Trickster
have to be Ben, Lucia, and Gretchen." And in the end, Harenn had agreed.
      Lucia tapped a pad mounted to her side of the crate and the container floated upward two or three centimeters, allowing her and Gretchen to guide it out of the back of the van. Once clear of the rear doors, the crate drifted toward the ground and hovered just above the gravel driveway.
      Ben waited for a pause in Markovi's tirade. "We'll take care of everything, sir," he said. "We have enough parts in that crate to build you an entirely new system if we have to, free of charge."

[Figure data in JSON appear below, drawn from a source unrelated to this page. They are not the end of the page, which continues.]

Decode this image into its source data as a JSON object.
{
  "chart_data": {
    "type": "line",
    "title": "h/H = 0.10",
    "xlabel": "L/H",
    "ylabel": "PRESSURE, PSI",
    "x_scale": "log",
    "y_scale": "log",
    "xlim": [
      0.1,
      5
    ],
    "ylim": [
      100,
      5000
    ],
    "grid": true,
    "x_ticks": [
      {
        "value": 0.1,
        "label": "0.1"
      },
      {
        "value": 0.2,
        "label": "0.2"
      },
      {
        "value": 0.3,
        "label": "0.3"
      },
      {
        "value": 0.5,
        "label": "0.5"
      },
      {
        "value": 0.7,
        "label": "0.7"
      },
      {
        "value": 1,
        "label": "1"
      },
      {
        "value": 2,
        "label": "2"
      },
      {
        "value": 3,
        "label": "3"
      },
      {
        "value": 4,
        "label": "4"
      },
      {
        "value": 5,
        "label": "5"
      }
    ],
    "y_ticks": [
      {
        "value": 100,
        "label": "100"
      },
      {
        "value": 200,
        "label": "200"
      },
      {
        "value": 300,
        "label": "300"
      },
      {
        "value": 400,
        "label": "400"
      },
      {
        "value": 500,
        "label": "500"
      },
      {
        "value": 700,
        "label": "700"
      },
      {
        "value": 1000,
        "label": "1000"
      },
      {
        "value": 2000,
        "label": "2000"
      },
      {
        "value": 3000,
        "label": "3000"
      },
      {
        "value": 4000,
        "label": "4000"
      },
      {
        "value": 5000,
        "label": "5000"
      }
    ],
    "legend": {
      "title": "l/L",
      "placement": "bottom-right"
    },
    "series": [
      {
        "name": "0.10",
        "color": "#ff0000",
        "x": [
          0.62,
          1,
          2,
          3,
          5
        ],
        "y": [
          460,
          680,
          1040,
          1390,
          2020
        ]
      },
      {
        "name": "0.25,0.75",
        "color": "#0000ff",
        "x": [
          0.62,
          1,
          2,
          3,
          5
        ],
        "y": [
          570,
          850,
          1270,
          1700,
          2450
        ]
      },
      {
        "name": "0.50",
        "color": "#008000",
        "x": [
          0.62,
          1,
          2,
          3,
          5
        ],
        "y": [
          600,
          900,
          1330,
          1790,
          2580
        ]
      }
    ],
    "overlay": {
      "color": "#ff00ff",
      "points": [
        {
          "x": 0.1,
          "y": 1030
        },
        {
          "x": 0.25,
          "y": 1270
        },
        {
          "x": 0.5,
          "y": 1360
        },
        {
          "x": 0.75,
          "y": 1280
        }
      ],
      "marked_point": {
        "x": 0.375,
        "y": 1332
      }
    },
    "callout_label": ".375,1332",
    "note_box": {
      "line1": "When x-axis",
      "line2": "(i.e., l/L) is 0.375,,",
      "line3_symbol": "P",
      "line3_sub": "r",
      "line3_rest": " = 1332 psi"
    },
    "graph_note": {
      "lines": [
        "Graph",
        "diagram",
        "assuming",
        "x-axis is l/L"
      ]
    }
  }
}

      "Just fix the goddammed glitch," Markovi growled.
      "Of course, sir," Ben said meekly.
      Markovi stormed toward the office building, leaving his goon behind. Ben turned to him. "So can you show us the equipment we need to look at?"
      Gretchen, of course, remembered where everything was, but she didn't want to call undue attention to herself.
      Joe folded his arms. He loomed almost a full head taller than Ben. "Computer equipment or sprinkler equipment?" he said in a heavy voice.
      "Both," Ben replied. "Once we fix the computer, we'll have to give the sprinkler system a once-over to make sure everything's okay."
      Without a word, Joe turned and walked away. Ben shot Gretchen and Lucia a glance before hurrying after him. The two women gave the crate a shove, and it slid easily forward. They guided it into the huge equipment barn Gretchen had visited and toward one of the equipment bays. Pipes clanked and gurgled, and pumps chugged steadily.
      "All the sprinkler equipment goes through here," Joe yelled over the noise. "The equipment mainframe is through that door." He pointed, and Gretchen recognized the room she had worked in earlier.
      "Got it!" Ben yelled back. "Thanks! We'll get right to work!"
      Joe gave a curt nod and left. Gretchen, who was bent over the crate, let out a sigh of relief. Ben took hold of her arm.
      "Go!" he shouted. "We'll keep things busy down here!"
      Gretchen gave a smart salute and trotted out of the equipment bay, tool belt and flashlight dragging at her hips. Once the equipment noise had faded, she tapped her earpiece.
      "Myra?" she said.
      " On-line ," said the Poltergeist's computer.
      "Track copied frequency 'Bedj-ka one' and upload tracking information to my ocular implant."
      " Working ," said the computer. A moment later, a small red arrow popped into Gretchen's field of vision along with a digital readout that said, 107 meters . The arrow pointed to Gretchen's left. Lucia's copycat had worked as advertised, detecting and copying all the broadcast frequencies used on the farm--including the one that tracked the movements of the individual slaves. Like most slave-owners, Sunnytree used slave shackles and a computer to keep its slaves from escaping. Each set of wrist- and ankle bands continually broadcast its whereabouts to the main computer and delivered a debilitating electric shock if the wearer left the boundaries of the farm. Most wristbands also monitored conversation, delivering punishing shocks if the slave spoke words such as escape or revolt . Lucia had isolated Bedj-ka's frequency and uploaded it to the Poltergeist's computer.
      Gretchen, figuring that the slaves probably weren't housed in the equipment barn, hurried toward the exit. The arrow slowly turned until it was pointing down and the numbers went up, telling Gretchen that Bedj-ka was a hundred and thirty meters behind her now.
      Outside, Gretchen paused a moment to let her eyes adjust to the hard sunlight. The smell of cacao tree mulch and cacao blossoms hung heavily on the air. The edge of the green, leafy cacao tree grove was about fifteen paces ahead of Gretchen, and she caught sight of a bunch of metal pipes rising up from the ground. A moment later, liquid sprayed from the tops of the pipes and Gretchen caught the sharp scent of chemical fertilizer. Markovi's glitch.